Dr. Gentry says the only downside of CBT-I is that it can be hard to find a psychologist outside of a large city with CBT-I experience. She says that some sleep specialists are looking into whether telehealth technology might be able to fill the void and provide remote CBT-I therapy to those with insomnia and chronic pain who live in a remote or rural area.

Last year, the VA also released CBT-I Coach, an iPhone app that users can customize with alerts that signal when it’s time to get ready for bed, when to go to sleep and when to wake up. Although it’s not a substitute for CBT-I therapy, it can be used to complement counseling sessions.

Dr. Gentry says CBT-I techniques go beyond traditional sleep hygiene tips, such as not drinking caffeine before bed and creating a bedtime routine, and include:

  • Keeping a sleep diary for two weeks and recording when they go to sleep, when they wake up and how long they were awake during the night—This information can reveal clues to why the patient is having problems sleeping;
  • Learning stimulus control—“The goal of stimulus therapy is to break the negative association many patients have about sleep and to help them build a healthy association between bed and sleep,” Dr. Gentry says. “For example, patients may be encouraged to get out of bed if they aren’t sleepy and to not use their bed for activities like watching TV”; and
  • Sleep restriction therapy—Using this technique, patients are encouraged to reduce their time spent in bed.

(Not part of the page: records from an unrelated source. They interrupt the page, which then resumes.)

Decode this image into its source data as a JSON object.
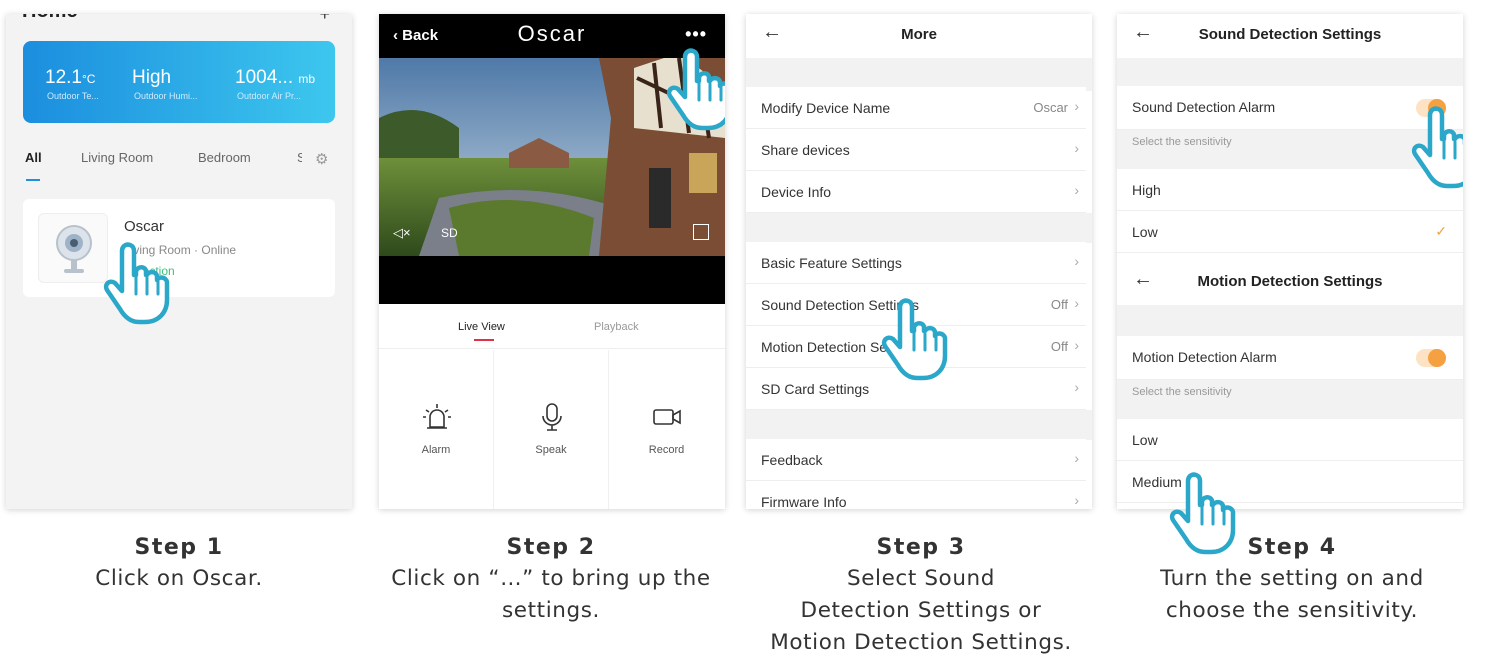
{
  "step1": {
    "home_title": "Home",
    "plus": "+",
    "weather": [
      {
        "value": "12.1",
        "unit": "°C",
        "label": "Outdoor Te..."
      },
      {
        "value": "High",
        "unit": "",
        "label": "Outdoor Humi..."
      },
      {
        "value": "1004...",
        "unit": "mb",
        "label": "Outdoor Air Pr..."
      }
    ],
    "tabs": [
      "All",
      "Living Room",
      "Bedroom",
      "S"
    ],
    "device": {
      "name": "Oscar",
      "room": "Living Room",
      "status": "Online",
      "tag": "Detection"
    },
    "caption_step": "Step 1",
    "caption_lines": [
      "Click on Oscar."
    ]
  },
  "step2": {
    "back_label": "Back",
    "title": "Oscar",
    "dots": "•••",
    "sd_label": "SD",
    "tab_live": "Live View",
    "tab_playback": "Playback",
    "actions": [
      "Alarm",
      "Speak",
      "Record"
    ],
    "caption_step": "Step 2",
    "caption_lines": [
      "Click on “…” to bring up the",
      "settings."
    ]
  },
  "step3": {
    "title": "More",
    "rows": [
      {
        "label": "Modify Device Name",
        "value": "Oscar"
      },
      {
        "label": "Share devices",
        "value": ""
      },
      {
        "label": "Device Info",
        "value": ""
      },
      {
        "label": "Basic Feature Settings",
        "value": ""
      },
      {
        "label": "Sound Detection Settings",
        "value": "Off"
      },
      {
        "label": "Motion Detection Settings",
        "value": "Off"
      },
      {
        "label": "SD Card Settings",
        "value": ""
      },
      {
        "label": "Feedback",
        "value": ""
      },
      {
        "label": "Firmware Info",
        "value": ""
      }
    ],
    "caption_step": "Step 3",
    "caption_lines": [
      "Select Sound",
      "Detection Settings or",
      "Motion Detection Settings."
    ]
  },
  "step4": {
    "sound_title": "Sound Detection Settings",
    "sound_alarm": "Sound Detection Alarm",
    "sensitivity": "Select the sensitivity",
    "sound_options": [
      "High",
      "Low"
    ],
    "motion_title": "Motion Detection Settings",
    "motion_alarm": "Motion Detection Alarm",
    "motion_options": [
      "Low",
      "Medium"
    ],
    "caption_step": "Step 4",
    "caption_lines": [
      "Turn the setting on and",
      "choose the sensitivity."
    ]
  },
  "colors": {
    "accent_orange": "#f5a142",
    "weather_blue": "#1e90e0",
    "live_red": "#e0314a",
    "hand_blue": "#2aa7c9"
  }
}
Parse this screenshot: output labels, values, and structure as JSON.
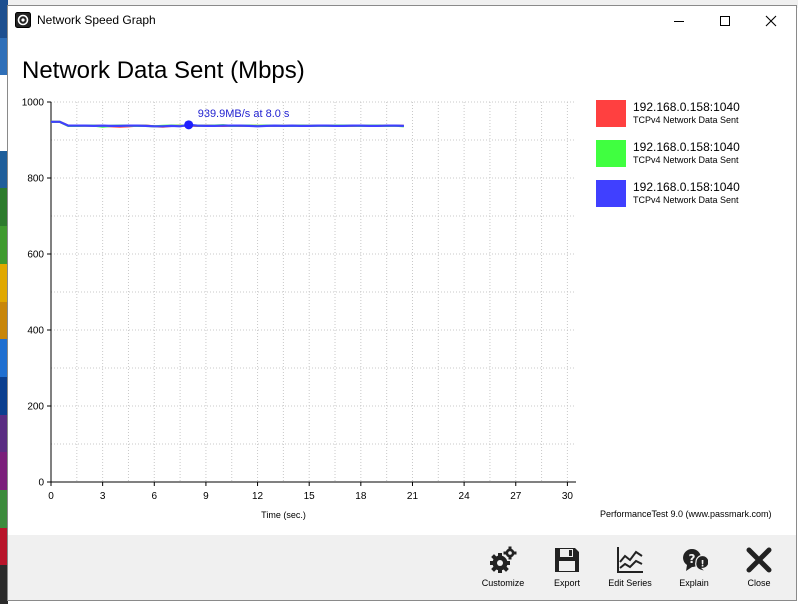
{
  "window": {
    "title": "Network Speed Graph",
    "app_icon": "passmark-icon"
  },
  "window_controls": {
    "minimize": "minimize-icon",
    "maximize": "maximize-icon",
    "close": "close-icon"
  },
  "graph": {
    "title": "Network Data Sent (Mbps)",
    "credit": "PerformanceTest 9.0 (www.passmark.com)"
  },
  "chart_data": {
    "type": "line",
    "title": "Network Data Sent (Mbps)",
    "xlabel": "Time (sec.)",
    "ylabel": "",
    "xlim": [
      0,
      30.5
    ],
    "ylim": [
      0,
      1000
    ],
    "x_ticks": [
      0,
      3,
      6,
      9,
      12,
      15,
      18,
      21,
      24,
      27,
      30
    ],
    "y_ticks": [
      0,
      200,
      400,
      600,
      800,
      1000
    ],
    "grid": true,
    "legend_position": "right",
    "highlight": {
      "series": 2,
      "x": 8.0,
      "y": 939.9,
      "label": "939.9MB/s at 8.0 s"
    },
    "series": [
      {
        "name": "192.168.0.158:1040",
        "subtitle": "TCPv4 Network Data Sent",
        "color": "#ff4040",
        "x": [
          0,
          0.5,
          1,
          1.5,
          2,
          2.5,
          3,
          3.5,
          4,
          4.5,
          5,
          5.5,
          6,
          6.5,
          7,
          7.5,
          8,
          8.5,
          9,
          9.5,
          10,
          10.5,
          11,
          11.5,
          12,
          12.5,
          13,
          13.5,
          14,
          14.5,
          15,
          15.5,
          16,
          16.5,
          17,
          17.5,
          18,
          18.5,
          19,
          19.5,
          20,
          20.5
        ],
        "y": [
          948,
          948,
          938,
          938,
          938,
          938,
          937,
          936,
          935,
          936,
          938,
          938,
          936,
          935,
          937,
          938,
          938,
          937,
          938,
          938,
          937,
          938,
          937,
          938,
          937,
          937,
          938,
          937,
          938,
          938,
          937,
          938,
          938,
          937,
          938,
          937,
          938,
          937,
          937,
          938,
          938,
          937
        ]
      },
      {
        "name": "192.168.0.158:1040",
        "subtitle": "TCPv4 Network Data Sent",
        "color": "#40ff40",
        "x": [
          0,
          0.5,
          1,
          1.5,
          2,
          2.5,
          3,
          3.5,
          4,
          4.5,
          5,
          5.5,
          6,
          6.5,
          7,
          7.5,
          8,
          8.5,
          9,
          9.5,
          10,
          10.5,
          11,
          11.5,
          12,
          12.5,
          13,
          13.5,
          14,
          14.5,
          15,
          15.5,
          16,
          16.5,
          17,
          17.5,
          18,
          18.5,
          19,
          19.5,
          20,
          20.5
        ],
        "y": [
          948,
          948,
          937,
          937,
          938,
          938,
          935,
          937,
          938,
          938,
          937,
          937,
          936,
          937,
          938,
          937,
          939,
          938,
          937,
          938,
          939,
          937,
          938,
          938,
          937,
          938,
          938,
          937,
          937,
          938,
          937,
          938,
          937,
          938,
          938,
          938,
          937,
          938,
          938,
          937,
          938,
          936
        ]
      },
      {
        "name": "192.168.0.158:1040",
        "subtitle": "TCPv4 Network Data Sent",
        "color": "#4040ff",
        "x": [
          0,
          0.5,
          1,
          1.5,
          2,
          2.5,
          3,
          3.5,
          4,
          4.5,
          5,
          5.5,
          6,
          6.5,
          7,
          7.5,
          8,
          8.5,
          9,
          9.5,
          10,
          10.5,
          11,
          11.5,
          12,
          12.5,
          13,
          13.5,
          14,
          14.5,
          15,
          15.5,
          16,
          16.5,
          17,
          17.5,
          18,
          18.5,
          19,
          19.5,
          20,
          20.5
        ],
        "y": [
          948,
          948,
          938,
          938,
          938,
          937,
          938,
          937,
          937,
          938,
          938,
          937,
          936,
          936,
          937,
          936,
          939.9,
          938,
          937,
          937,
          938,
          938,
          938,
          937,
          936,
          937,
          938,
          937,
          938,
          937,
          937,
          938,
          938,
          937,
          937,
          938,
          938,
          937,
          937,
          938,
          938,
          937
        ]
      }
    ]
  },
  "toolbar": [
    {
      "label": "Customize",
      "icon": "gears-icon"
    },
    {
      "label": "Export",
      "icon": "floppy-disk-icon"
    },
    {
      "label": "Edit Series",
      "icon": "line-chart-icon"
    },
    {
      "label": "Explain",
      "icon": "help-bubble-icon"
    },
    {
      "label": "Close",
      "icon": "close-x-icon"
    }
  ]
}
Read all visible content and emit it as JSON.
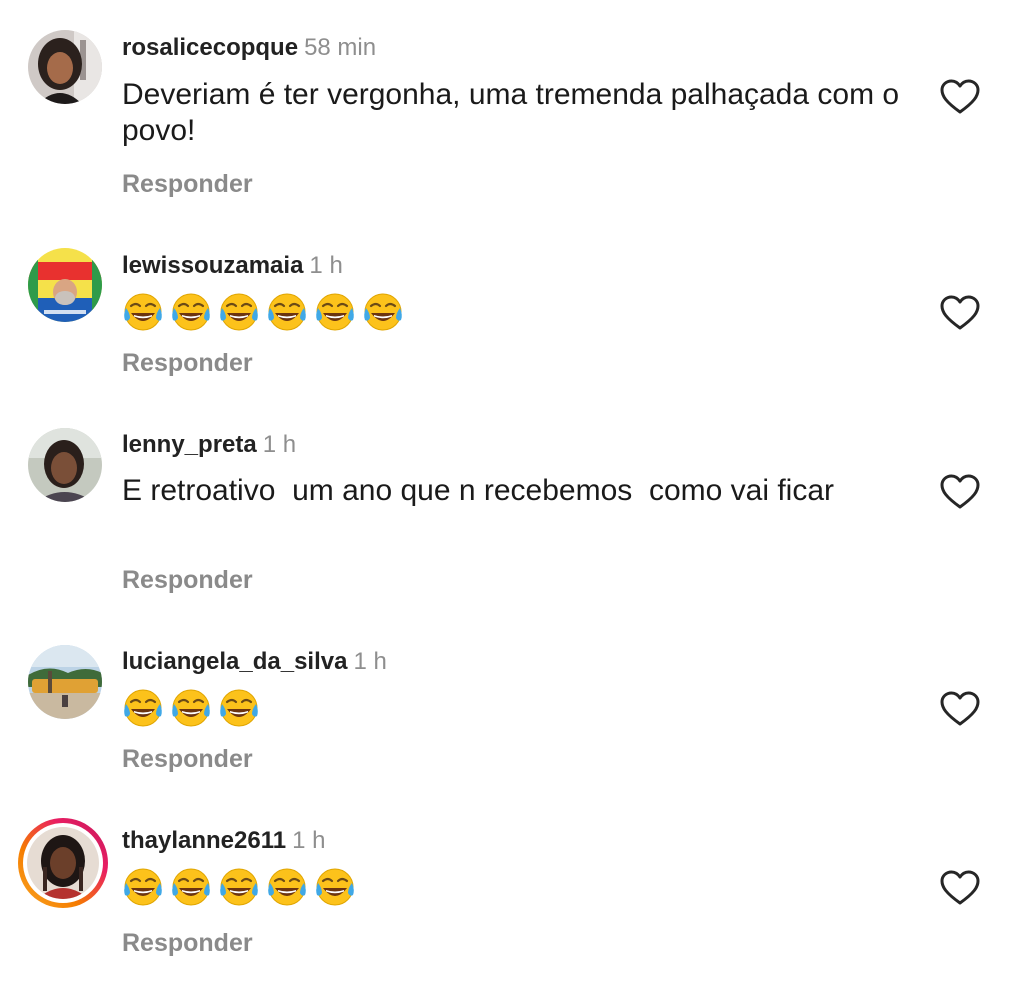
{
  "comments": [
    {
      "username": "rosalicecopque",
      "time": "58 min",
      "text": "Deveriam é ter vergonha, uma tremenda palhaçada com o povo!",
      "emoji_count": 0,
      "reply_label": "Responder",
      "avatar_icon": "profile-photo",
      "like_icon": "heart-outline-icon"
    },
    {
      "username": "lewissouzamaia",
      "time": "1 h",
      "text": "",
      "emoji_count": 6,
      "emoji": "face-with-tears-of-joy",
      "reply_label": "Responder",
      "avatar_icon": "profile-photo-lula-poster",
      "like_icon": "heart-outline-icon"
    },
    {
      "username": "lenny_preta",
      "time": "1 h",
      "text": "E retroativo  um ano que n recebemos  como vai ficar",
      "emoji_count": 0,
      "reply_label": "Responder",
      "avatar_icon": "profile-photo",
      "like_icon": "heart-outline-icon"
    },
    {
      "username": "luciangela_da_silva",
      "time": "1 h",
      "text": "",
      "emoji_count": 3,
      "emoji": "face-with-tears-of-joy",
      "reply_label": "Responder",
      "avatar_icon": "profile-photo-landscape",
      "like_icon": "heart-outline-icon"
    },
    {
      "username": "thaylanne2611",
      "time": "1 h",
      "text": "",
      "emoji_count": 5,
      "emoji": "face-with-tears-of-joy",
      "reply_label": "Responder",
      "avatar_icon": "profile-photo-story-ring",
      "like_icon": "heart-outline-icon"
    }
  ],
  "colors": {
    "username": "#222222",
    "timestamp": "#8e8e8e",
    "reply": "#8a8a8a",
    "story_ring_start": "#f9a825",
    "story_ring_end": "#c2185b"
  }
}
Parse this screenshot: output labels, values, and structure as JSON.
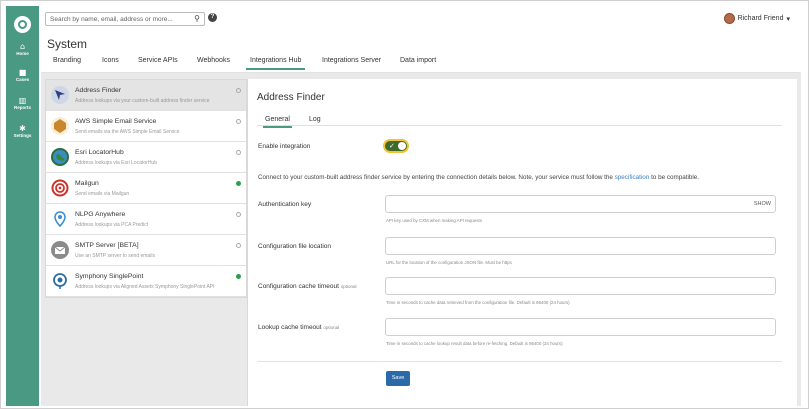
{
  "nav": {
    "items": [
      {
        "label": "Home",
        "icon": "home-icon",
        "glyph": "⌂"
      },
      {
        "label": "Cases",
        "icon": "cases-icon",
        "glyph": "■"
      },
      {
        "label": "Reports",
        "icon": "reports-icon",
        "glyph": "▥"
      },
      {
        "label": "Settings",
        "icon": "gear-icon",
        "glyph": "✱"
      }
    ]
  },
  "topbar": {
    "search_placeholder": "Search by name, email, address or more...",
    "help_glyph": "?",
    "user_name": "Richard Friend",
    "user_caret": "▾"
  },
  "page": {
    "title": "System",
    "tabs": [
      "Branding",
      "Icons",
      "Service APIs",
      "Webhooks",
      "Integrations Hub",
      "Integrations Server",
      "Data import"
    ],
    "active_tab": "Integrations Hub"
  },
  "integrations": [
    {
      "title": "Address Finder",
      "subtitle": "Address lookups via your custom-built address finder service",
      "status": "settings",
      "icon_color": "#2f3f86",
      "selected": true
    },
    {
      "title": "AWS Simple Email Service",
      "subtitle": "Send emails via the AWS Simple Email Service",
      "status": "settings",
      "icon_color": "#c9862b"
    },
    {
      "title": "Esri LocatorHub",
      "subtitle": "Address lookups via Esri LocatorHub",
      "status": "settings",
      "icon_color": "#2a6f3a"
    },
    {
      "title": "Mailgun",
      "subtitle": "Send emails via Mailgun",
      "status": "enabled",
      "icon_color": "#c8342b"
    },
    {
      "title": "NLPG Anywhere",
      "subtitle": "Address lookups via PCA Predict",
      "status": "settings",
      "icon_color": "#3a8fd0"
    },
    {
      "title": "SMTP Server [BETA]",
      "subtitle": "Use an SMTP server to send emails",
      "status": "settings",
      "icon_color": "#8a8a8a"
    },
    {
      "title": "Symphony SinglePoint",
      "subtitle": "Address lookups via Aligned Assets Symphony SinglePoint API",
      "status": "enabled",
      "icon_color": "#2d6ea6"
    }
  ],
  "panel": {
    "title": "Address Finder",
    "tabs": [
      "General",
      "Log"
    ],
    "active_tab": "General",
    "enable_label": "Enable integration",
    "enabled": true,
    "description_prefix": "Connect to your custom-built address finder service by entering the connection details below. Note, your service must follow the",
    "description_link": "specification",
    "description_suffix": "to be compatible.",
    "fields": [
      {
        "label": "Authentication key",
        "optional": "",
        "value": "",
        "action": "SHOW",
        "hint": "API key used by CXM when making API requests"
      },
      {
        "label": "Configuration file location",
        "optional": "",
        "value": "",
        "action": "",
        "hint": "URL for the location of the configuration JSON file. Must be https"
      },
      {
        "label": "Configuration cache timeout",
        "optional": "optional",
        "value": "",
        "action": "",
        "hint": "Time in seconds to cache data retrieved from the configuration file. Default is 86400 (24 hours)"
      },
      {
        "label": "Lookup cache timeout",
        "optional": "optional",
        "value": "",
        "action": "",
        "hint": "Time in seconds to cache lookup result data before re-fetching. Default is 86400 (24 hours)"
      }
    ],
    "save_label": "Save"
  },
  "colors": {
    "sidebar": "#4a9a83",
    "accent": "#4a9a83",
    "toggle_on": "#3f6b2a",
    "toggle_ring": "#f3c43a",
    "primary_button": "#2b6aa8",
    "link": "#3d7fc1",
    "status_enabled": "#2e9e4e"
  }
}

Because many chronic pain patients spend a large amount of time in bed, time spent in bed is reduced, leading to increased sleep deprivation. Ultimately, patients begin spending a higher proportion of their time in bed actually asleep.

“Sleep restriction therapy improves the homeostatic sleep drive and moves bedtime closer to the normal circadian sleep phase,” Ms. Cralle says. “This increases deep (N3) sleep and decreases the number and duration of awakenings. Once sleep improves, the amount of sleep time can be slowly increased, adding about one and a half to two hours of good-quality sleep.”